La mujer se levantó y corrió afuera, regresando inmediatamente con una brazada de ropas. Trabajando rápidamente, me vistió al pesado y llamativo estilo kurdo. Eran cuatro vestidos, el primero de los cuales tenía mangas largas, con un trozo de tela de sesenta centímetros, y de unos siete centímetros de ancho, que colgaba de la muñeca. Me fue poniendo encima del primero los demás vestidos, pasándomelos por la cabeza y alisando luego las faldas. El último era un grueso brocado de terciopelo de brillantes colores naranja, azul y rosa. Una vez colocado el último vestido, el trozo de tela que colgaba me fue ceñido apretadamente a la cintura, formando una gruesa vuelta.

Luego me envolvió completamente la cabeza con un trozo de tela que dejó colgando a un lado. Ya era una kurda.

Mahtob siguió llevando su
montoe
.

Mosehn me dijo que parte del camino lo haríamos a caballo.

—No tengo pantalones —repliqué.

Desapareció brevemente y regresó con un par de largos pantalones de pana masculinos de delgadas caderas.

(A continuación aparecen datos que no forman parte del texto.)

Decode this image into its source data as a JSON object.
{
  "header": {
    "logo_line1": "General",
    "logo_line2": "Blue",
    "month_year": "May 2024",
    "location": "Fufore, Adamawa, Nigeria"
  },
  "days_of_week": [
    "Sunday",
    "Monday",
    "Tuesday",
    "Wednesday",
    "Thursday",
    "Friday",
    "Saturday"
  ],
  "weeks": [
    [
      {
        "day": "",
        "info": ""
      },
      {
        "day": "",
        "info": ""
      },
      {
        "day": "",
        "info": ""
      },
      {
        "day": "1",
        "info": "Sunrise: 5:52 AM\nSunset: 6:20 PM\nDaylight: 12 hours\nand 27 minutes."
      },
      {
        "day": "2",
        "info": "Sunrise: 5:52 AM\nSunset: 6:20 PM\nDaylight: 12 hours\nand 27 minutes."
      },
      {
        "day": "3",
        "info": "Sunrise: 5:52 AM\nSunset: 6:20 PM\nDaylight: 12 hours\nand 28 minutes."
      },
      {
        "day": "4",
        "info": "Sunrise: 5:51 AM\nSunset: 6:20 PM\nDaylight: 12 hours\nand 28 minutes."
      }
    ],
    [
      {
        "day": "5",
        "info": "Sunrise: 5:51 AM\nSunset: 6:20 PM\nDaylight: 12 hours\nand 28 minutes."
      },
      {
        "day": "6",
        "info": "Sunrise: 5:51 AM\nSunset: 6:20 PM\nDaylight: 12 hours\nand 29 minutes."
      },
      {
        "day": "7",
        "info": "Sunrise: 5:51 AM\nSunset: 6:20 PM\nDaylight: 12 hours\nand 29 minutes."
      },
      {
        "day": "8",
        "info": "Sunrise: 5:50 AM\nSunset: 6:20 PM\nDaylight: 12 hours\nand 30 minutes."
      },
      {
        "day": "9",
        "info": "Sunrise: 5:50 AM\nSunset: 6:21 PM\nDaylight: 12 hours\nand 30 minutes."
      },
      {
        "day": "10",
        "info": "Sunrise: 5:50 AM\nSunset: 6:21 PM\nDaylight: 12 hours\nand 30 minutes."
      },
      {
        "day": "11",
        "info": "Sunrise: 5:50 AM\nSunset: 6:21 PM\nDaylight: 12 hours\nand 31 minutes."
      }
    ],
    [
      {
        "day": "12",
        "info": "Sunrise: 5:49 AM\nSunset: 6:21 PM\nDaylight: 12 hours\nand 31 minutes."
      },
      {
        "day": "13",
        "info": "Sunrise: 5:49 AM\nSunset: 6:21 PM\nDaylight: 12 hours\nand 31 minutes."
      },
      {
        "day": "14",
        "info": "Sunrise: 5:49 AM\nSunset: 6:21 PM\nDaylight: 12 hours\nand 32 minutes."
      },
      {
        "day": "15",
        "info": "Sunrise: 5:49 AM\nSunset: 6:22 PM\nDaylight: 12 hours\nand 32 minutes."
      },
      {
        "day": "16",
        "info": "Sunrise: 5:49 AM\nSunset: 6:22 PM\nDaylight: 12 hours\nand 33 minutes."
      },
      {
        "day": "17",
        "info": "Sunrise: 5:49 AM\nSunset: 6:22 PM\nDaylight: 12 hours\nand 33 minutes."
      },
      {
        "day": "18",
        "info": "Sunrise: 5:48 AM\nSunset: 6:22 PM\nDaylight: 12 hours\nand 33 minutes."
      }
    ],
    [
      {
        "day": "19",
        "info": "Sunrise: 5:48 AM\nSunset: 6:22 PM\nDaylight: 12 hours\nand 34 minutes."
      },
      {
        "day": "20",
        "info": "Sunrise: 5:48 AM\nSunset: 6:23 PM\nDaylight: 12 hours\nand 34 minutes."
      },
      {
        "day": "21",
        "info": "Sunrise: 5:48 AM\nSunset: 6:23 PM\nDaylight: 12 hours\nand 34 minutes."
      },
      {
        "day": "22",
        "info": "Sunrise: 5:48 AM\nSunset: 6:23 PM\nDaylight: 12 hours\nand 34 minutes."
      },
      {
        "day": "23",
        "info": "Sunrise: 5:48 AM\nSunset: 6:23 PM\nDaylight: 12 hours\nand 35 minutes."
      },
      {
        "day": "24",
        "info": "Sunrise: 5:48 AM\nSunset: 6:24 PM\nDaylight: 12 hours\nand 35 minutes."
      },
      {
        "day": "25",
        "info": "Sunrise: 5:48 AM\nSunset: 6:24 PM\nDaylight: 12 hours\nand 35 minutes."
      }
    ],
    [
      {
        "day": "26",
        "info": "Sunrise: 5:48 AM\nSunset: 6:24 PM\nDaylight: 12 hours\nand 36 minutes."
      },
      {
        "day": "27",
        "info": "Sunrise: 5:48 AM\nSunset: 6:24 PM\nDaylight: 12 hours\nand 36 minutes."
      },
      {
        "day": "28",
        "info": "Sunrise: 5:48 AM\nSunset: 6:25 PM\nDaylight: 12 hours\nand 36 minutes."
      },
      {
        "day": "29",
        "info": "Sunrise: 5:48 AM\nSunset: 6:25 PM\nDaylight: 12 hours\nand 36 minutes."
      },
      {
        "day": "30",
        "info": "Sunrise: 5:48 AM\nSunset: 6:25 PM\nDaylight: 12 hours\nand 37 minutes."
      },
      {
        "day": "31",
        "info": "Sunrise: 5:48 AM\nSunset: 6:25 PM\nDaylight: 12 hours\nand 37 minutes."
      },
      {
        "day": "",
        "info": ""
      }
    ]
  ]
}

Enrollé las vueltas y traté de meterme los pantalones por debajo de las voluminosas faldas kurdas. Apenas conseguí metérmelos por los muslos, y mucho menos subir la cremallera, pero comprendí que tendrían que ser suficiente. Mosehn nos ofreció luego a Mahtob y a mí unos gruesos calcetines de lana. Nos los pusimos, así como las botas.

Ahora ya estábamos listas.

Mosehn me pidió el dinero, el collar de oro y los pasaportes… es decir, el resto de nuestras posesiones, excepto el reloj. No había tiempo para preocuparse por aquellas chucherías que no tenían ningún valor en aquel realista esquema de vida.

«
¡Zood bash! ¡Zood bash!
», repetía Mosehn.

Le seguimos fuera del granero, mientras nuestra comida caliente quedaba atrás sin tocar, y nos encaramamos al camión azul. Como antes, el otro hombre era el que conducía. Sacó el vehículo marcha atrás por la verja y nos alejamos del pueblecito por el mismo sendero por el que habíamos venido, regresando a la carretera. «No se preocupe, no se preocupe», repetía Mosehn. Explicó el plan lo mejor que pudo en parsi, echando mano de vez en cuando de frases en dialecto kurdo o en turco. Dijo que iríamos durante un rato en aquel camión, que luego cambiaríamos a otro camión, y finalmente a un coche rojo.